The State of California had planned to build a tunnel 17 ft in diameter. Under the cooperative development, this tunnel was enlarged to 30 ft in diameter. The 7.2 mi tunnel, including the penstocks, drops water 1,060 ft between Pyramid Lake and the hydroelectric power facilities, and carries over five times the flow previously contemplated for the 17 ft tunnel.

== Turbines ==
The Castaic Power Plant has six reversible 250-megawatt main units and one conventional 55-megawatt auxiliary unit. By comparison, the largest generators at Hoover Dam are 130 MW. The plant rating is 1,247 MW (Nominal installed capacity is higher (over 1,500 MW); however, when all main units are operating at full load in generating mode, they are de-rated by friction losses from the water flow in the Angeles Tunnel). The 55 MW Unit 7 was placed in service in February 1972. The unit also serves as a pump-starting unit for the six reversible units. The first main unit became operational in 1973. Unit six, the last unit, was placed in service in 1978. Power is generated at 18,000 volts and stepped up to 230,000 volts to be distributed to various receiving substations in Los Angeles. Each of the six 250,000-kilowatt units functions as both a pump and a generator. Each pump has a power input of 240 MW when pumping at a rate of 2300 cuft/s. The turbines/pumps are used a few percent of the time.

== Surge chamber ==
Visible from Templin Highway and normally mistaken for a water tank, the surge chamber sits at the south end of the Angeles Tunnel. The surge chamber is 120 ft in diameter and 400 ft high, with 160 ft visible above ground. The chamber is there to relieve excess pressure in the tunnel and penstocks if the plant were to experience an emergency shutdown of its generators. It also supplies water for quickly starting the plant's generators while water gains speed in the 7 mi Angeles Tunnel.

== Castaic Reservoir ==
Water from the Castaic Power Plant is discharged into Elderberry Lake (pumping forebay) from which it can be released into Castaic Lake, created by Castaic Dam. Castaic Lake has a surface area of 2,232 acre and a storage capacity of 324,000 acre.ft, with a normal maximum surface elevation of 1505 ft above sea level. The amount of water in the lake varies with the demand for water delivery from the West Branch of the State Aqueduct.
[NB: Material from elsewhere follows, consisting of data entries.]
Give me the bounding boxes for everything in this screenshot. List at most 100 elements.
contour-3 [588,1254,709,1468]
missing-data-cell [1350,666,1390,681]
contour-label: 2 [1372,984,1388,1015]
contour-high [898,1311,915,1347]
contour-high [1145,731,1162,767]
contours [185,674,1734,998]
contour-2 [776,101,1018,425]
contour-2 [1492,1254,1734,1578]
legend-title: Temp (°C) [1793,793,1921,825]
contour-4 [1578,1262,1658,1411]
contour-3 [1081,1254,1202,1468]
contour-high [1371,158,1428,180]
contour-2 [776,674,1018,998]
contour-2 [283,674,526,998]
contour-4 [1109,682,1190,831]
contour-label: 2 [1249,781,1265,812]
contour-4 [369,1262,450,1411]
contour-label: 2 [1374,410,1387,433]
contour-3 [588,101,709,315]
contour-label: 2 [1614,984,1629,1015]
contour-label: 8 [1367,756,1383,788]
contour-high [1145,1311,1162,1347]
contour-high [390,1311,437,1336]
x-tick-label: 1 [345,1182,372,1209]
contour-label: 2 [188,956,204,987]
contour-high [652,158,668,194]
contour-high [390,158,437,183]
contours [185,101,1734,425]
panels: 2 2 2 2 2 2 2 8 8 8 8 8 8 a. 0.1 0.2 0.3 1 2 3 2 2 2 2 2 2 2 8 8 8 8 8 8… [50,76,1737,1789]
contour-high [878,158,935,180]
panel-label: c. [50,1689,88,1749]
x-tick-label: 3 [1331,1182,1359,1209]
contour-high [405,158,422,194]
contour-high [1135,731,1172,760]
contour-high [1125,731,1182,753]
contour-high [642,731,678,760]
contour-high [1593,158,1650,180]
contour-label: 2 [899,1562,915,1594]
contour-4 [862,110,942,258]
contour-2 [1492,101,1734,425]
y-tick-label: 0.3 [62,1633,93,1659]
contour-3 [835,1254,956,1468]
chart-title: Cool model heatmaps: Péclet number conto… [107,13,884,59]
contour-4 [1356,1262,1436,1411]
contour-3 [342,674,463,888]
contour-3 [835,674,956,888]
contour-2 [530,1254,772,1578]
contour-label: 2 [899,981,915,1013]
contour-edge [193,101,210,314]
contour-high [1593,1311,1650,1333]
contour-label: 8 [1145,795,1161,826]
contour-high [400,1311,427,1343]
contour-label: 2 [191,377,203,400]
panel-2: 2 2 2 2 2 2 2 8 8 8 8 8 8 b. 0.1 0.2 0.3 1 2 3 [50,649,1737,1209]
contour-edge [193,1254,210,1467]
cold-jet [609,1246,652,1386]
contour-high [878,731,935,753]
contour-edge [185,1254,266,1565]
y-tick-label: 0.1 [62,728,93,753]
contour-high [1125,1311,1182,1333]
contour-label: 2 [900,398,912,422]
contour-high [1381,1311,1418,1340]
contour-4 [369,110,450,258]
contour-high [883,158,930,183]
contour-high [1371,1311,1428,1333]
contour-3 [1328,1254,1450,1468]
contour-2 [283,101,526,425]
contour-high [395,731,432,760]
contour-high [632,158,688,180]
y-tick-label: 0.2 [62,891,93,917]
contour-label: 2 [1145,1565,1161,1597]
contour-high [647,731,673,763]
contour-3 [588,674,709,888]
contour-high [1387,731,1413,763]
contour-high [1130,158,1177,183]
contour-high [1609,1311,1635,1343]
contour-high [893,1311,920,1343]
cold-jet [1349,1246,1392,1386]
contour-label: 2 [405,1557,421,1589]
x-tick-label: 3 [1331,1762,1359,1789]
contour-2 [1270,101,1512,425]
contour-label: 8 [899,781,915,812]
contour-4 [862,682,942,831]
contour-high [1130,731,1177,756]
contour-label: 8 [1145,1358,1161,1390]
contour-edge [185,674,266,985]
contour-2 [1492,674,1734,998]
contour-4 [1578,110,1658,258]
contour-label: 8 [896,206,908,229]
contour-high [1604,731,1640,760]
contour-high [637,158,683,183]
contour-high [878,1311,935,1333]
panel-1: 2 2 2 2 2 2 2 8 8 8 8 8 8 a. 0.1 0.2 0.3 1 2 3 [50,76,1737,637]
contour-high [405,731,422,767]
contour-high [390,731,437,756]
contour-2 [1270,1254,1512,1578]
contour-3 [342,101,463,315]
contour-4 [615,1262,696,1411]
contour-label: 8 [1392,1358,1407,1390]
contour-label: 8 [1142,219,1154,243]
== Pumped-storage operation ==
The pumping forebay, which is separated from the main reservoir by a dam located downstream from the Castaic Power Plant, functions in connection with the pumped-storage operations of the plant. This assures the availability of at least 10,000 acre.ft of water that can be pumped back to Pyramid Lake by the use of off-peak energy when economical to do so. The pumping function at Castaic hydroelectric plant provides additional water for power generation beyond the supply of water available from the flow of the State Aqueduct. The City of Los Angeles has need for capacity to meet its peak requirements ranging from 3 to 6 hours per day in the winter to 6 to 10 hours per day in summer, depending upon climatic conditions. The water which normally flows through the West Branch of the State Aqueduct during off peak periods, is stored in the higher-level Pyramid Lake. This water can be channeled through the turbine-generators in a very short time to immediately meet short-time peak demands on the DWP's electric system. If the need exists for power for longer-than-normal peak demand periods, extra water can be pumped back to Pyramid Lake from Elderberry Lake to extend the peaking period.

== In popular culture ==
The exterior scenes of the fictional Ventana Nuclear Power Plant in the film The China Syndrome were filmed at the Castaic Power Plant.